The Five Best Songs from the Coco Soundtrack

Coco is one of the most touching tales to come along in the Disney stable in recent times and is one of the few that seeks to honor the traditions that it builds upon. Miguel belongs to a family that knows no love for music and hasn’t since their elder, Coco, turned away from it so long ago. Her father apparently abandoned her and her mother for a career and thus she grew to hate music and banned it within her family. Miguel however is the rare person in his family that loves music and is willing to defy everyone in order to do what he loves, which is to sing and to play the guitar. When he’s transported to the land of the dead however he has to find a way to return home and to return the memory of Coco’s father, his ancestor, to the glory that he needs so that he can be remember.

Here are five of the best songs from the movie.

5. Jalale

It seems that a life without music wouldn’t be worth living in some cases despite the fact that there are some people that either claim to not like music or do in fact hate everything musical. To some people it’s just a bunch of noise put to pattern and rhythm that doesn’t make much sense, while to others it’s a way of life that we can’t help but find a need for since it makes life worth living at times. Miguel is one of those individuals that feels the music and must find a way to express it as this is his character and one of the reasons why he exists. But being born into a family that doesn’t enjoy music is less than helpful.

4. Un Poco Loco

Traveling to the land of the dead while you’re still alive would be a rather perilous journey it seems since there are no doubt many ways for a person to be caught in such a spot and there are no doubt many creatures in Mexican lore that would ferret such souls out. The tales that have been spun concerning the land of the dead have, over the years, been quite numerous and always impressive, but one might think that this movie offers a rather pleasing and calming take on it, at least until it’s found out that Miguel is in fact still among the living. Then things kind of take a left turn.

3. Juanita

The whole idea of why Coco hates music has everything to do with her father and what she thought he did, namely leaving her and her mother in order to become a famous musician. But had they known the truth they might have confronted Ernesto first thing in order to gain some measure of justice for their father and husband. But Ernesto was sly and made his former partner simply disappear, leaving others to think that he’d taken off for parts unknown and not given a care to his wife and child. It takes a truly despicable individual to take what belongs to someone else and then make sure they’re never around to say anything about it.

2. Dueto a Traves del Tempo

The idea of going to the land of the dead is an enticing one for many people since a lot of folks would love to speak to old ancestors or those that have passed on recently for guidance and just to say hi occasionally. But as you see in the film the consequences for staying in such a place are high since Miguel would have been unable to return to the land of the living if he stuck around, and would have been lost.
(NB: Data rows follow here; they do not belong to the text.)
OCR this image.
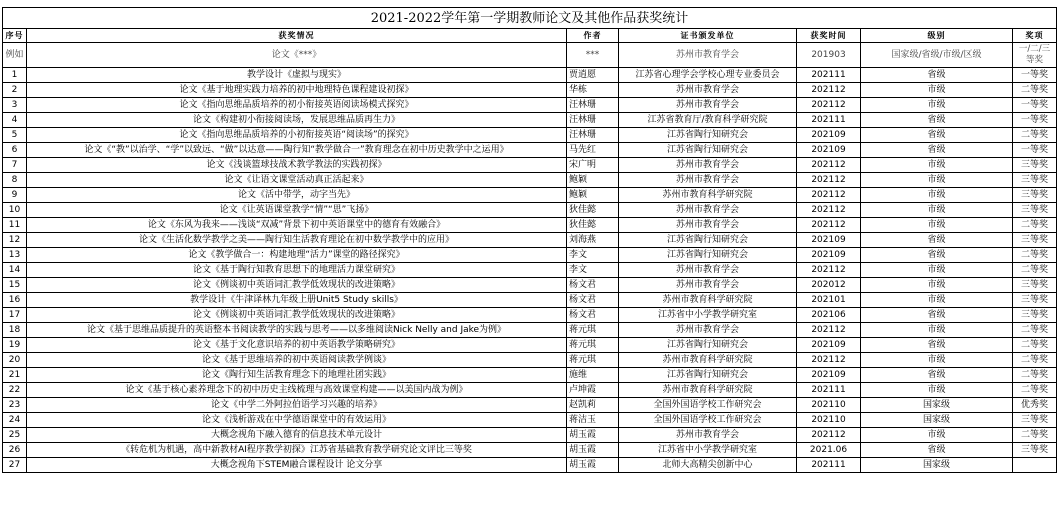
2021-2022学年第一学期教师论文及其他作品获奖统计						
序号	获奖情况	作者	证书颁发单位	获奖时间	级别	奖项
例如	论文《***》	***	苏州市教育学会	201903	国家级/省级/市级/区级	一/二/三等奖
1	教学设计《虚拟与现实》	贾逍愿	江苏省心理学会学校心理专业委员会	202111	省级	一等奖
2	论文《基于地理实践力培养的初中地理特色课程建设初探》	华栋	苏州市教育学会	202112	市级	二等奖
3	论文《指向思维品质培养的初小衔接英语阅读场模式探究》	汪林珊	苏州市教育学会	202112	市级	一等奖
4	论文《构建初小衔接阅读场，发展思维品质再生力》	汪林珊	江苏省教育厅/教育科学研究院	202111	省级	一等奖
5	论文《指向思维品质培养的小初衔接英语“阅读场”的探究》	汪林珊	江苏省陶行知研究会	202109	省级	二等奖
6	论文《“教”以治学、“学”以致远、“做”以达意——陶行知“教学做合一”教育理念在初中历史教学中之运用》	马先红	江苏省陶行知研究会	202109	省级	一等奖
7	论文《浅谈篮球技战术教学教法的实践初探》	宋广明	苏州市教育学会	202112	市级	三等奖
8	论文《让语文课堂活动真正活起来》	鲍颖	苏州市教育学会	202112	市级	三等奖
9	论文《活中带学，动字当先》	鲍颖	苏州市教育科学研究院	202112	市级	三等奖
10	论文《让英语课堂教学“情”“思”飞扬》	狄佳懿	苏州市教育学会	202112	市级	三等奖
11	论文《东风为我来——浅谈“双减”背景下初中英语课堂中的德育有效融合》	狄佳懿	苏州市教育学会	202112	市级	二等奖
12	论文《生活化数学教学之美——陶行知生活教育理论在初中数学教学中的应用》	刘海燕	江苏省陶行知研究会	202109	省级	三等奖
13	论文《教学做合一：构建地理“活力”课堂的路径探究》	李文	江苏省陶行知研究会	202109	省级	二等奖
14	论文《基于陶行知教育思想下的地理活力课堂研究》	李文	苏州市教育学会	202112	市级	二等奖
15	论文《例谈初中英语词汇教学低效现状的改进策略》	杨文君	苏州市教育学会	202012	市级	三等奖
16	教学设计《牛津译林九年级上册Unit5 Study skills》	杨文君	苏州市教育科学研究院	202101	市级	三等奖
17	论文《例谈初中英语词汇教学低效现状的改进策略》	杨文君	江苏省中小学教学研究室	202106	省级	三等奖
18	论文《基于思维品质提升的英语整本书阅读教学的实践与思考——以多维阅读Nick Nelly and Jake为例》	蒋元琪	苏州市教育学会	202112	市级	二等奖
19	论文《基于文化意识培养的初中英语教学策略研究》	蒋元琪	江苏省陶行知研究会	202109	省级	二等奖
20	论文《基于思维培养的初中英语阅读教学例谈》	蒋元琪	苏州市教育科学研究院	202112	市级	二等奖
21	论文《陶行知生活教育理念下的地理社团实践》	施维	江苏省陶行知研究会	202109	省级	二等奖
22	论文《基于核心素养理念下的初中历史主线梳理与高效课堂构建——以美国内战为例》	卢坤霞	苏州市教育科学研究院	202111	市级	二等奖
23	论文《中学二外阿拉伯语学习兴趣的培养》	赵凯莉	全国外国语学校工作研究会	202110	国家级	优秀奖
24	论文《浅析游戏在中学德语课堂中的有效运用》	蒋洁玉	全国外国语学校工作研究会	202110	国家级	三等奖
25	大概念视角下融入德育的信息技术单元设计	胡玉霞	苏州市教育学会	202112	市级	二等奖
26	《转危机为机遇，高中新教材AI程序教学初探》江苏省基础教育教学研究论文评比三等奖	胡玉霞	江苏省中小学教学研究室	2021.06	省级	三等奖
27	大概念视角下STEM融合课程设计 论文分享	胡玉霞	北师大高精尖创新中心	202111	国家级	
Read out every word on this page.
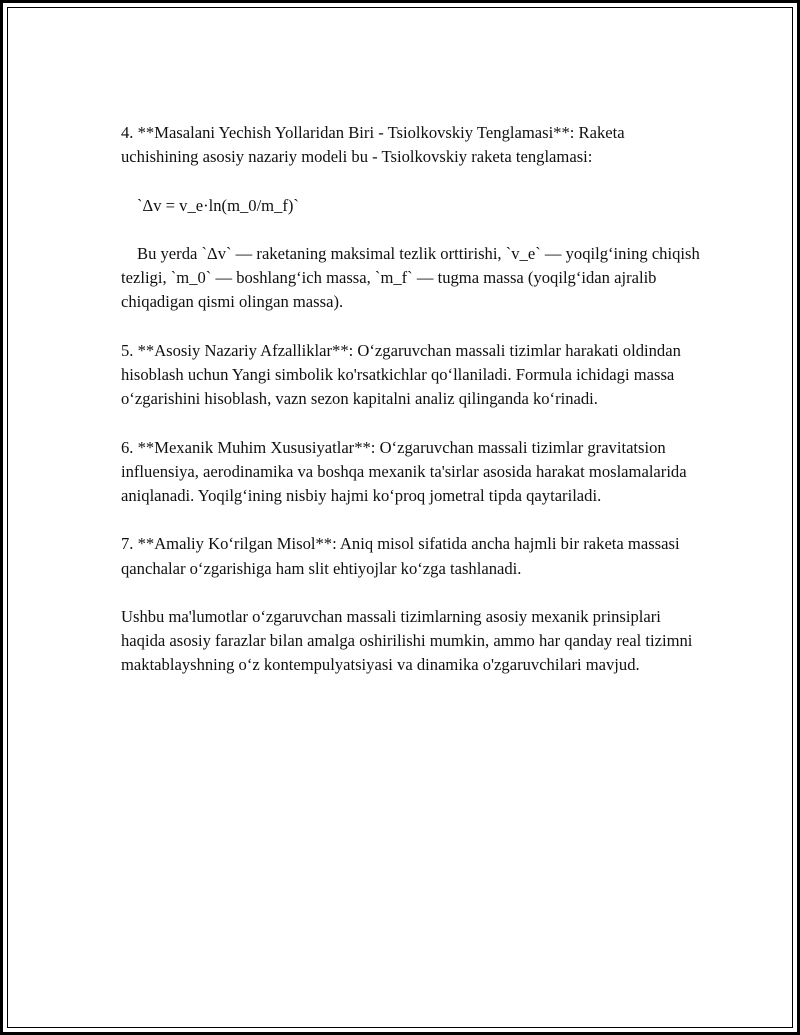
4. **Masalani Yechish Yollaridan Biri - Tsiolkovskiy Tenglamasi**: Raketa uchishining asosiy nazariy modeli bu - Tsiolkovskiy raketa tenglamasi:

`Δv = v_e·ln(m_0/m_f)`

Bu yerda `Δv` — raketaning maksimal tezlik orttirishi, `v_e` — yoqilgʻining chiqish tezligi, `m_0` — boshlangʻich massa, `m_f` — tugma massa (yoqilgʻidan ajralib chiqadigan qismi olingan massa).

5. **Asosiy Nazariy Afzalliklar**: Oʻzgaruvchan massali tizimlar harakati oldindan hisoblash uchun Yangi simbolik ko'rsatkichlar qoʻllaniladi. Formula ichidagi massa oʻzgarishini hisoblash, vazn sezon kapitalni analiz qilinganda koʻrinadi.

6. **Mexanik Muhim Xususiyatlar**: Oʻzgaruvchan massali tizimlar gravitatsion influensiya, aerodinamika va boshqa mexanik ta'sirlar asosida harakat moslamalarida aniqlanadi. Yoqilgʻining nisbiy hajmi koʻproq jometral tipda qaytariladi.

7. **Amaliy Koʻrilgan Misol**: Aniq misol sifatida ancha hajmli bir raketa massasi qanchalar oʻzgarishiga ham slit ehtiyojlar koʻzga tashlanadi.

Ushbu ma'lumotlar oʻzgaruvchan massali tizimlarning asosiy mexanik prinsiplari haqida asosiy farazlar bilan amalga oshirilishi mumkin, ammo har qanday real tizimni maktablayshning oʻz kontempulyatsiyasi va dinamika o'zgaruvchilari mavjud.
There’s a lesson in there, we might miss those that have gone on before us, but they’re where they belong now, and so long as we hold onto their memory they’re never really gone, no matter the distance between us.

1. Remember Me

Coco is a touching tale that has kind of come and gone in its popularity like a lot of other movies. The importance behind it however is partly in the fact that it’s showing diversity in a company that for a long time has been criticized for showing Caucasians aplenty but few if any really diverse characters. While it’s true that Disney still has a wide selection of films that don’t dip into the highly diverse gene pool they are starting come out with more and more films and shows that depict other cultures and characters that show a very wide array of cultures and are bringing more and more diverse stories to the public.

Coco isn’t the only Hispanic animated feature that Disney has produced either, as many parents might know about Elena of Avalor by now. It’s slow in coming, but Disney is gaining diversity as the years roll by.